Outro da Connie Willis para a conta desse ano (tenho planos de aumentar, porque estou com vários títulos dela há tempos esperando no reader), Terra Incognita reúne num único volume três histórias: mais duas noveletas e um conto, completando minha soma de hoje.

A primeira história é a novela Uncharted Territory, em que dois intrépidos exploradores de um planeta ainda praticamente desconhecido têm de lidar com seu guia alien ambicioso e a chegada de um novo cientista para a equipe. Eu fiquei um pouco perdida no começo, até entender qual realmente era a dinâmica entre Findriddy e Carson e perceber que toda aquela discussão de hábitos de acasalamento era mais que ruído branco no enredo.

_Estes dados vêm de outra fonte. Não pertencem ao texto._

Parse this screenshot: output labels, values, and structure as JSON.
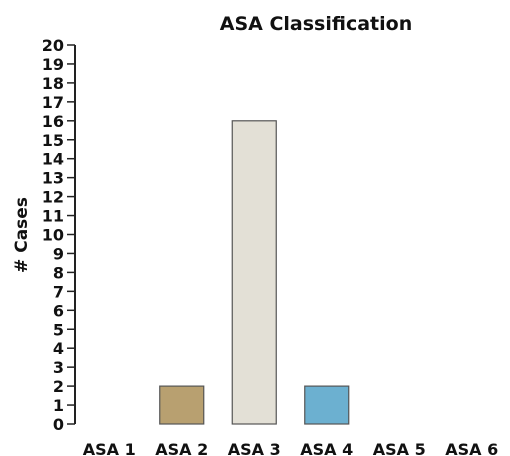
{
  "chart_data": {
    "type": "bar",
    "title": "ASA  Classification",
    "xlabel": "",
    "ylabel": "# Cases",
    "categories": [
      "ASA 1",
      "ASA 2",
      "ASA 3",
      "ASA 4",
      "ASA 5",
      "ASA 6"
    ],
    "values": [
      0,
      2,
      16,
      2,
      0,
      0
    ],
    "colors": [
      "#ffffff",
      "#b8a070",
      "#e3e0d6",
      "#6cb0d0",
      "#ffffff",
      "#ffffff"
    ],
    "ylim": [
      0,
      20
    ],
    "yticks": [
      "0",
      "1",
      "2",
      "3",
      "4",
      "5",
      "6",
      "7",
      "8",
      "9",
      "10",
      "11",
      "12",
      "13",
      "14",
      "15",
      "16",
      "17",
      "18",
      "19",
      "20"
    ],
    "grid": false,
    "legend": "none"
  }
}
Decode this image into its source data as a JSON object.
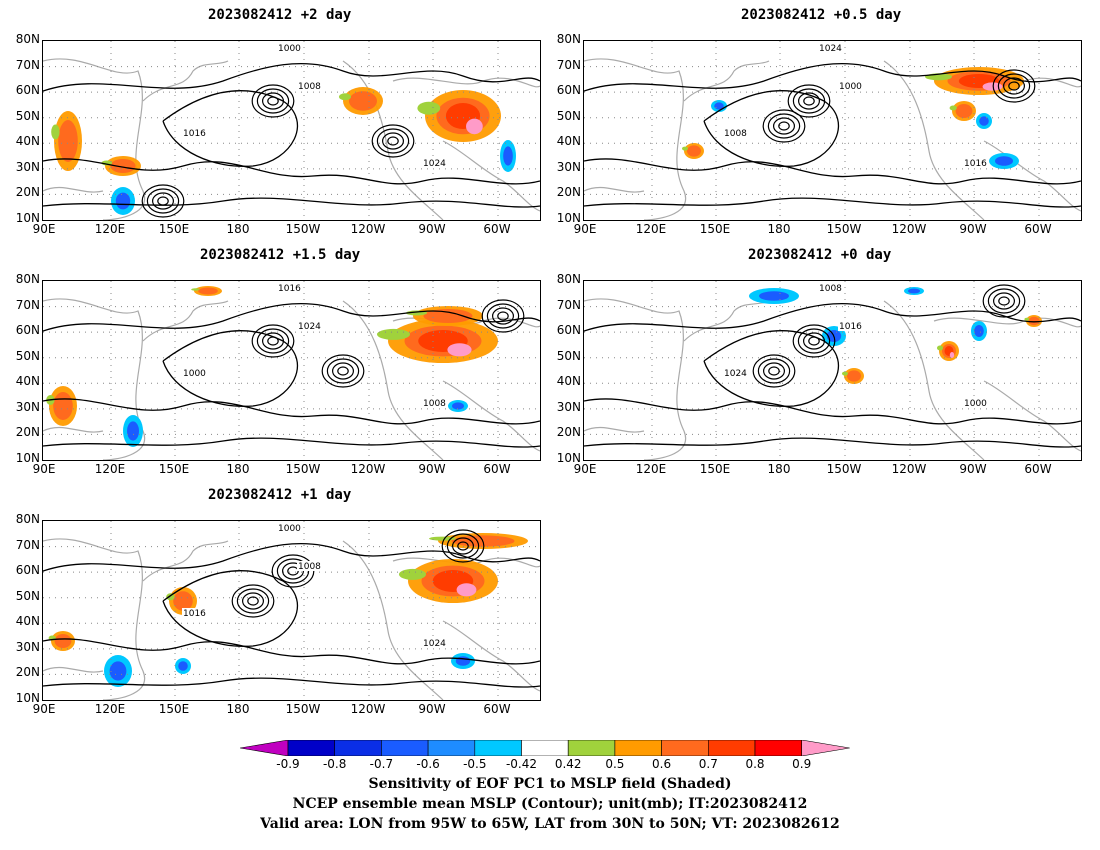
{
  "panels": [
    {
      "title": "2023082412 +2 day"
    },
    {
      "title": "2023082412 +0.5 day"
    },
    {
      "title": "2023082412 +1.5 day"
    },
    {
      "title": "2023082412 +0 day"
    },
    {
      "title": "2023082412 +1 day"
    }
  ],
  "lat_ticks": [
    "80N",
    "70N",
    "60N",
    "50N",
    "40N",
    "30N",
    "20N",
    "10N"
  ],
  "lon_ticks": [
    "90E",
    "120E",
    "150E",
    "180",
    "150W",
    "120W",
    "90W",
    "60W"
  ],
  "contour_labels": [
    "1000",
    "1008",
    "1016",
    "1024"
  ],
  "colorbar": {
    "levels": [
      "-0.9",
      "-0.8",
      "-0.7",
      "-0.6",
      "-0.5",
      "-0.42",
      "0.42",
      "0.5",
      "0.6",
      "0.7",
      "0.8",
      "0.9"
    ],
    "colors": [
      "#c000c0",
      "#0000c8",
      "#0a2ee6",
      "#1a5cff",
      "#1e8cff",
      "#00c8ff",
      "#ffffff",
      "#a0d23c",
      "#ff9b00",
      "#ff6a1e",
      "#ff3c00",
      "#ff0000",
      "#ff9bc8"
    ]
  },
  "captions": {
    "line1": "Sensitivity of EOF PC1 to MSLP field (Shaded)",
    "line2": "NCEP ensemble mean MSLP (Contour); unit(mb); IT:2023082412",
    "line3": "Valid area: LON from 95W to 65W, LAT from 30N to 50N; VT: 2023082612"
  }
}
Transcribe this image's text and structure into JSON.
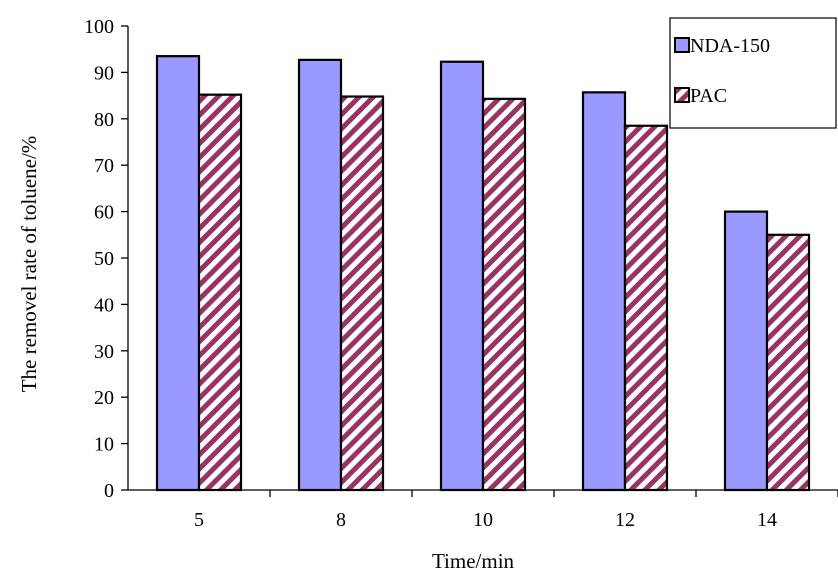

Depois disso, finalmente compreendi a brincadeira que ela queria fazer, a forma como ela brinca com gêneros e diferenças entre espécies, e acabou sendo minha história favorita das selecionadas para esse volume. A Willis sempre é muito boa em trabalhar romance, mesmo quando ele não parece ser realmente um romance (eu sei, parece confuso, mas quando você se acostuma com o estilo dela, faz sentido).

Seguimos com Remake e, confesso, foi o que menos gostei. Aqui visitamos uma Hollywood no futuro, onde a tecnologia evoluiu de tal maneira que se deixou de fazer novos filmes, em vez disso recortando atores do passado e colando-os em novas películas ou simplesmente trocando atores e alterando finais (você quer um Casablanca com final feliz? Gostaria de ver Fred Astaire como Indiana Jones no lugar de Harrison Ford? Tudo é possível).

Uma jovem obcecada por dançar em musicais e um técnico especialista em fazer a manipulação de software se aproximam. Tom fica fascinado por Alis, mas ela só consegue pensar em dançar de verdade num filme - uma ambição impossível na indústria do momento. Correndo por fora temos outra garota que é muito mais legal e passei o tempo inteiro querendo estapear Tom por não enxergar o óbvio e ver Hedda bem ali do lado dele.

Remake é uma distopia que parece bem próxima de acontecer, com a evolução do CGI. Há questões interessantes exploradas no enredo: a degradação da arte em indústria, a substituição de emoções reais por experiências virtuais. Mas falta um pouco do tempero e ritmo dos melhores trabalhos da Willis; eu realmente não consegui gostar do Tom e fiquei perdida nas referências a filmes das décadas de 50 e 60.

A última narrativa, D.A. é mais um conto que uma novela, bem curtinha em comparação com os outros dois e me fez lembrar demais de O Jogo do Exterminador. Theodora é uma adolescente que acaba de ser selecionada para um prestigioso e extremamente competitivo programa de cadetes interestelares. O único problema é que Theodora não ingressou no programa e não faz ideia de como pode ter sido selecionada para ele.

Com a ajuda da melhor amiga, ela tem de descobrir como foi parar ali e se há como escapar do programa - ou se ela quer realmente escapar dele. Teorias da conspiração abundam, mas D.A. é bem divertido e acerta na mosca em seu debate sobre questionar autoridades estabelecidas e não se conformar com respostas fáceis.